OK.  If LBA hashes to the secondary, the primary will not answer unless
the client is configured in a fixed-address host {} statement, or the
lease is ACTIVE, or the 'secs' field of the DHCP packet received exceeds
your configured value of 5 ("load balance max seconds"), or the peer
state is not normal (vast oversimplification).

None of those are things you really want to rely on.  And when the
primary goes down, the secondary will never get the packets from the
relay to even hope to process them.  So it's of no use.

But I don't really see what you can do if you can only configure two
dhcp servers on the USR device.


Some folks on this list have played with 'anycast DHCP'.  It's a
functional design, but sadly one we don't support.  Basically with this
kind of topology, you really want whatever server receives the client's
packet to answer...because only one ever will.  You configure a 'role'
address which all servers have configured as lo0 aliases, and use
router protocols to make sure the nearest alive dhcp server gets the
client's packets (with some flow-cache magic to keep forwarding
consistent on source:dest ip:port hashes).

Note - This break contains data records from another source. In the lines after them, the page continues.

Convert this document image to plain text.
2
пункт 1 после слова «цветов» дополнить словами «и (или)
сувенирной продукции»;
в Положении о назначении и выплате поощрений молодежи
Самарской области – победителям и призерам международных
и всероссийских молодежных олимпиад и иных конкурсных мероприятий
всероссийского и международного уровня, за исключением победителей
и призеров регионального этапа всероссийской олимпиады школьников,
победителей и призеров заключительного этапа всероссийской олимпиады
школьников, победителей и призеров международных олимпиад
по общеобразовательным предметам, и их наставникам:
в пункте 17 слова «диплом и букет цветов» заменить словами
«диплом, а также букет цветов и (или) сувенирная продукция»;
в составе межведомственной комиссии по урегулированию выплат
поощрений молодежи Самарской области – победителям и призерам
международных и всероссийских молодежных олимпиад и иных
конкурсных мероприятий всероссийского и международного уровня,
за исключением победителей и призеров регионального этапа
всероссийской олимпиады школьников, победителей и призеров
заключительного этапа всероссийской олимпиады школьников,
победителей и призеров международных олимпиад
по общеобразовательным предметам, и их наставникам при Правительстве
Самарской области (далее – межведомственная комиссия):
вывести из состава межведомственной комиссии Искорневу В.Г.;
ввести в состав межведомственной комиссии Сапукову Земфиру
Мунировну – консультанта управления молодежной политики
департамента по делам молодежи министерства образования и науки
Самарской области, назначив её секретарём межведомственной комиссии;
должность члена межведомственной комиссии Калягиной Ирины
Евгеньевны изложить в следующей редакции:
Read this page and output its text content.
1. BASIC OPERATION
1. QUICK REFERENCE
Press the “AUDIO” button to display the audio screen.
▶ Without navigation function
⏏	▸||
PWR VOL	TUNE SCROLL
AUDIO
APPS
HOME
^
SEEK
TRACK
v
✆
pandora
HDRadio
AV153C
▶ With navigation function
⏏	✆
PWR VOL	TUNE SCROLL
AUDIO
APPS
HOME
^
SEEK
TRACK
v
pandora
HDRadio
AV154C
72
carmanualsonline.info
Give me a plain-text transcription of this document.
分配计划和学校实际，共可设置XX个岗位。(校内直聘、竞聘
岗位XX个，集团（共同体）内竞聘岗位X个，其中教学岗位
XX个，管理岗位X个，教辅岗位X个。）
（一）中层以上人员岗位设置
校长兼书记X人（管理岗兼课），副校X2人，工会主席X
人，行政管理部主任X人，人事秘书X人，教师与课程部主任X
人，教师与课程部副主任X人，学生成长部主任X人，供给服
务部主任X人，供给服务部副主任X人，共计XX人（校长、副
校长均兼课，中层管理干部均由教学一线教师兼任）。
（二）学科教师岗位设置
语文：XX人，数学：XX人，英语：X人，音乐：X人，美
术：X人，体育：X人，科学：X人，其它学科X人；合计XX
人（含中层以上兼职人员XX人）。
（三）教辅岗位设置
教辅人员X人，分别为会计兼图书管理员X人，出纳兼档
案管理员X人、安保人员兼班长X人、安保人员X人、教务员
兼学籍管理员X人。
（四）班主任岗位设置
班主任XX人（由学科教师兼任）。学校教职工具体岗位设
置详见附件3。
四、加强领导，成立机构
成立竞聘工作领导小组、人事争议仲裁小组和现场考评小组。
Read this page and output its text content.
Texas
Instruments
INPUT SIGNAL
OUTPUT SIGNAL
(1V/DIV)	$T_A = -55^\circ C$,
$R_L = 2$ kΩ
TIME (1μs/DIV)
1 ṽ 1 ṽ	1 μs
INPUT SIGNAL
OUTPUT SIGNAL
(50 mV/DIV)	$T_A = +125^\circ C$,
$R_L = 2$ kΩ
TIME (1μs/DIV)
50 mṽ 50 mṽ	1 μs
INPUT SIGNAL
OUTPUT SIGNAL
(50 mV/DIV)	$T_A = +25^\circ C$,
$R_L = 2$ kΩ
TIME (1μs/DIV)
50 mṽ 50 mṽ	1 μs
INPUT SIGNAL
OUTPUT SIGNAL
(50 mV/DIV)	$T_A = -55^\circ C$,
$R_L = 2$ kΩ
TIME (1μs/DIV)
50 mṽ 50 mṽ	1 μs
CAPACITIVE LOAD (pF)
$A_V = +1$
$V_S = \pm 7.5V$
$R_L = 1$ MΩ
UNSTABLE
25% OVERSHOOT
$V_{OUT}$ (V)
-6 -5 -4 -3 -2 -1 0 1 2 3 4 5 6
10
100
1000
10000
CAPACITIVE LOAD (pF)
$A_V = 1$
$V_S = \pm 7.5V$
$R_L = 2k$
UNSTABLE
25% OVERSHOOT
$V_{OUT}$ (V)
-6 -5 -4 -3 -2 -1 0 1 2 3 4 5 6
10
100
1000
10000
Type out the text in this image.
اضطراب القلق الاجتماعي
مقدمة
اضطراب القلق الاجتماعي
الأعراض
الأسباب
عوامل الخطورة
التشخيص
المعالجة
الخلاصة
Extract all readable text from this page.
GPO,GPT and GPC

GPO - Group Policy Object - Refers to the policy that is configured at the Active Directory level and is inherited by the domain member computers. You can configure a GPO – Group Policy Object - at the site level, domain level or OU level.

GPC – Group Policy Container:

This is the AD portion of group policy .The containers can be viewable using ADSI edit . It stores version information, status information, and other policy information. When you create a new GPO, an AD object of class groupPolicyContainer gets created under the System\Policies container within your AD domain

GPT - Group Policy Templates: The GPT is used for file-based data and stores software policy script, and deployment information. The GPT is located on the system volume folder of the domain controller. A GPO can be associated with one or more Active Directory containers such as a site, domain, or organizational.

Overall it's the same kind of 'technology' used for the F root name
server, documented in detail by one Joe Abley:

	http://www.isc.org/index.pl?/pubs/tn/index.pl?tn=isc-tn-2004-1.txt
	http://www.isc.org/index.pl?/pubs/tn/index.pl?tn=isc-tn-2003-1.txt

You can use failover to make sure there aren't duplicate assignments
(but then you have to code-out LBA), or you can just use dhcp servers
that each have a different dynamic range configured (and then use more
than failover's limit of 2 servers).

That's a fairly not-well-beaten path for DHCP.  For one, it will take
source changes in ISC DHCP to support failover in it (which is important
if you can't throw infinite supplies of DHCP addresses at the problem).
For another, whereas the current failover implementation is fairly
laissez-faire with returning IP addresses to clients returning to the
network, without LBA in this anycast method you're basically accepting
total randomization (wether you use failover or not).  With failover
and no anycast, at least you have a hope things might get better in a
future release ("mac address affinity"), but there's just no way to
go that route with anycast.


See if you can get the USR to accept a protocol address that's a local
broadcast (eg 192.168.0.255) on the dhcp servers' wire.  It's a hack,
but it might work.

-- 
David W. Hankins		"If you don't do it right the first time,
Software Engineer			you'll just have to do it again."